Through the nonprofit Doe Network designed to help police find missing persons, the Solano County Coroner’s Office went to work. Benicia Detective Kenny Hart started to look into women who went missing in San Francisco and Sacramento in 1979.
In September, Hart reached out to Wulff and asked for his DNA. Wulff was glad to help but he was leery.
“We’d had some hope before but nothing ever came of it,” Wulff said. “This time, we hit.”
Jane Doe No. 12 was exhumed. DNA was extracted from a femur bone.
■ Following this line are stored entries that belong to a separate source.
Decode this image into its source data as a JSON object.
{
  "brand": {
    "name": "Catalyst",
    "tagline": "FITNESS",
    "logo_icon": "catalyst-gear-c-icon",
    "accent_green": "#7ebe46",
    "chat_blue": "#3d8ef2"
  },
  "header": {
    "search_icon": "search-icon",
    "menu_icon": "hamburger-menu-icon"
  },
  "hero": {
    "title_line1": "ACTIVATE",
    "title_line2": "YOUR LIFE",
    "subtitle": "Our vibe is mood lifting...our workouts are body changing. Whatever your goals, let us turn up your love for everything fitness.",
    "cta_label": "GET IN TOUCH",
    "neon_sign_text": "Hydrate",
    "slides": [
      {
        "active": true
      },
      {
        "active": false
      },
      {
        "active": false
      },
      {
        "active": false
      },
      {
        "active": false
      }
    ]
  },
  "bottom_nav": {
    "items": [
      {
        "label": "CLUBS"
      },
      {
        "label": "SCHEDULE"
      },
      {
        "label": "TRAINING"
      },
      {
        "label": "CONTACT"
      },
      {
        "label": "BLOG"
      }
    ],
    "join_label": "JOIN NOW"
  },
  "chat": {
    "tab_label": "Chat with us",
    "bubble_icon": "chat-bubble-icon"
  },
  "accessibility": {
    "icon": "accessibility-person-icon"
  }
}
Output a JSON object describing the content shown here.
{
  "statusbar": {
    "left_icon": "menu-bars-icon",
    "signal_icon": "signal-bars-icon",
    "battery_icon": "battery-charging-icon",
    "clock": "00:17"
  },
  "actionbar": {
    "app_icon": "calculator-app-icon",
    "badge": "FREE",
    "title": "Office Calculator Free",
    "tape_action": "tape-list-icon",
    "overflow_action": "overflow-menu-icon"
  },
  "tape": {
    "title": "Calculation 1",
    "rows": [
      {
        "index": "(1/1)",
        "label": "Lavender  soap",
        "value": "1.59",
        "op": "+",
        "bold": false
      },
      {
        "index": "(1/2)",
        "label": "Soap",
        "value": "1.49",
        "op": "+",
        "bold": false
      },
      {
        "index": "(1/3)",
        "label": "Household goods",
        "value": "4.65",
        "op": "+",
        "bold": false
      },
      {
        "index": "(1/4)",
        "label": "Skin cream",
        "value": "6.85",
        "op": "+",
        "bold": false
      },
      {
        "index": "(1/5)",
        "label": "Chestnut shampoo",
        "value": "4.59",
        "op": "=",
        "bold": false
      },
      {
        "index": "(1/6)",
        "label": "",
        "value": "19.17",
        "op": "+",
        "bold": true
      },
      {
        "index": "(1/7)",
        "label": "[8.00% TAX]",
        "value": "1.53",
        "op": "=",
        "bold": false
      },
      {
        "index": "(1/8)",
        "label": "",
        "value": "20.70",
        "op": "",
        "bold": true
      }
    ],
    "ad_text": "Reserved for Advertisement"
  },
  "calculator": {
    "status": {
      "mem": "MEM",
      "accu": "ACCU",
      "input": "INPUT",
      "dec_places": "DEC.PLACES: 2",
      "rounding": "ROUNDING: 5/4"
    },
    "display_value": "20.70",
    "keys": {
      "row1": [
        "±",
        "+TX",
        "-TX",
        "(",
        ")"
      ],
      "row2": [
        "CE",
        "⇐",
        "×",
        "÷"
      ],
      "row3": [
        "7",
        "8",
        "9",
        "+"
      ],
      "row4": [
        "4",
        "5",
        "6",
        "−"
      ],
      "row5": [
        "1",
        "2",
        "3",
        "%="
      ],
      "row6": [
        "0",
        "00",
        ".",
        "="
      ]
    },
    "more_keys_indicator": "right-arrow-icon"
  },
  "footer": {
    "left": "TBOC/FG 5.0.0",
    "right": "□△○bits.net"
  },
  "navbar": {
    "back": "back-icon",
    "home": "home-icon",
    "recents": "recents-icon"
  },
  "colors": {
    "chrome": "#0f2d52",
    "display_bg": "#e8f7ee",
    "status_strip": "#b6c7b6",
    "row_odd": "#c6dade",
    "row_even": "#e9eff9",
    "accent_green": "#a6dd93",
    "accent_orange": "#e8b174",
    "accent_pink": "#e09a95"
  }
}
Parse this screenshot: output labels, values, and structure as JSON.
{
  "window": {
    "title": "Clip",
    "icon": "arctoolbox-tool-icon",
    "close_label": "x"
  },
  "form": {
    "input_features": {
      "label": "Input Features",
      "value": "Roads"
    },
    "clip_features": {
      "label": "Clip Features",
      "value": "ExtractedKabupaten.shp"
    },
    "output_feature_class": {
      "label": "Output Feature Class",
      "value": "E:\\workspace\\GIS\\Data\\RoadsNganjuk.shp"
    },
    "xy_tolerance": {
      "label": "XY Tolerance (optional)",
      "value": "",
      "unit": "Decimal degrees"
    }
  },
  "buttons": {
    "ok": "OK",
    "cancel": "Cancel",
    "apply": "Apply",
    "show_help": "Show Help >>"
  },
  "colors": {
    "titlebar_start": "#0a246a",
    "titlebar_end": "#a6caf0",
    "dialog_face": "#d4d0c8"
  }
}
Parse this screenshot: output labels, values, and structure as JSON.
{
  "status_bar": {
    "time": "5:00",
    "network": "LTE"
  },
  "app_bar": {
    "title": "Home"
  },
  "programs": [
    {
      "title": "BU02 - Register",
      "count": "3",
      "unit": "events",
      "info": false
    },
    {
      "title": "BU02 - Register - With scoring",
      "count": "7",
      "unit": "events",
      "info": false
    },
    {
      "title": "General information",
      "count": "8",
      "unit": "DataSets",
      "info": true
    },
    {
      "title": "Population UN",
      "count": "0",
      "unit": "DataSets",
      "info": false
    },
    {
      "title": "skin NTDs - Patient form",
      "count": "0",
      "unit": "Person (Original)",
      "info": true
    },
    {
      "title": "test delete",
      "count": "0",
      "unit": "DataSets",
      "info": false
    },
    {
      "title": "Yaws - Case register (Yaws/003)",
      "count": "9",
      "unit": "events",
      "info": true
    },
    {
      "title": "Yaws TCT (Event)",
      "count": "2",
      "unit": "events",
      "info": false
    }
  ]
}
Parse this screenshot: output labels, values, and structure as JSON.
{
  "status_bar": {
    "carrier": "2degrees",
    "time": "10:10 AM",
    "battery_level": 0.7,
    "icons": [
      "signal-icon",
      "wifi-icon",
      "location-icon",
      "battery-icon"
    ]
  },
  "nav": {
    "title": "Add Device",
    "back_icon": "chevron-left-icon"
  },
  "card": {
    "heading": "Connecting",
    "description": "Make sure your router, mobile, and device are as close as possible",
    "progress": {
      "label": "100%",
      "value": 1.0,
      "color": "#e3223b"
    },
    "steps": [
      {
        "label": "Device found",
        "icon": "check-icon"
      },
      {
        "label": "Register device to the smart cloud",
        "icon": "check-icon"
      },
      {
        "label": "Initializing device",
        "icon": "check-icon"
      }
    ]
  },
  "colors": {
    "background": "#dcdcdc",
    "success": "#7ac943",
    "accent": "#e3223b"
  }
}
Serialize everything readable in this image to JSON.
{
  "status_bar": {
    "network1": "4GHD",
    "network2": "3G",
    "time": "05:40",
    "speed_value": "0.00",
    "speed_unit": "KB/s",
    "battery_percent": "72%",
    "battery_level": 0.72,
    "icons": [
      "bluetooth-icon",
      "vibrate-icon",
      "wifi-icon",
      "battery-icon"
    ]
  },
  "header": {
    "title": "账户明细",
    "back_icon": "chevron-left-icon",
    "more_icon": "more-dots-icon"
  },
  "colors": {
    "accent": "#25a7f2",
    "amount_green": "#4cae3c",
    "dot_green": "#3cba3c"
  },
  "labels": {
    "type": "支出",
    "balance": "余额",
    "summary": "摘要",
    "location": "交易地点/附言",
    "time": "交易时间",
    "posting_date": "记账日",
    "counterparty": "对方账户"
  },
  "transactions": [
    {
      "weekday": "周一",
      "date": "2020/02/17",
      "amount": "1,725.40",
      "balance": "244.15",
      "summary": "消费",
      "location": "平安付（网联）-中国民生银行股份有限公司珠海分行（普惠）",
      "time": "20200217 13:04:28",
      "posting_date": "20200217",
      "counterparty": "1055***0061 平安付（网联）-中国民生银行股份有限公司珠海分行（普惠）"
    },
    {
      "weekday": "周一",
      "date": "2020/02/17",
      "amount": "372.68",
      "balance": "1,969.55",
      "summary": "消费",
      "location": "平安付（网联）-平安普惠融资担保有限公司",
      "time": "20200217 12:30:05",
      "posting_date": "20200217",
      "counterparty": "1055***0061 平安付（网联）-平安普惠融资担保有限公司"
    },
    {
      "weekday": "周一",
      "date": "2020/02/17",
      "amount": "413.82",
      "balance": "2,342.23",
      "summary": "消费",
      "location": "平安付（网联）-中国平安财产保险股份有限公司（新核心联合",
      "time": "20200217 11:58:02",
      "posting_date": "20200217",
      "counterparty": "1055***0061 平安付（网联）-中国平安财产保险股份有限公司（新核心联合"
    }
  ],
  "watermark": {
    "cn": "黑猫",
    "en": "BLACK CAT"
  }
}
It was a match with Paul Wulff.
Wulff was sitting in his Cal Poly office when he got the call from Hart.
“Wow, wow,” Wulff said of his reaction. “The body was cut in half, probably from another boat with huge propellers, we think. I’m so thankful to the law enforcement people who did this. It took a long time, but we’re at peace now. I know where she is. I called my brother Tom in Montana, and my brother Carl in Washington (sister Anna Marie lives in Texas). I called Ron Heilaman, who worked the case years ago.
“And then I drove to Woodland to tell my uncle, Matt, who did so much for me. It took a village to raise me. I had to tell him in person.”
Wulff said the family will bury Dolores Wulff in Woodland, next to her parents. It will be a family reunion with siblings and aunts and uncles he never expected to see.
”I feel a tremendous amount of satisfaction that it’s finally over, that there’s verification that she’s found,” Wulff said.
Editor’s note: The Bee’s Joe Davidson first met Paul Wulff as a first-year reporter at The Davis Enterprise, when Wulff was a senior at Davis High School.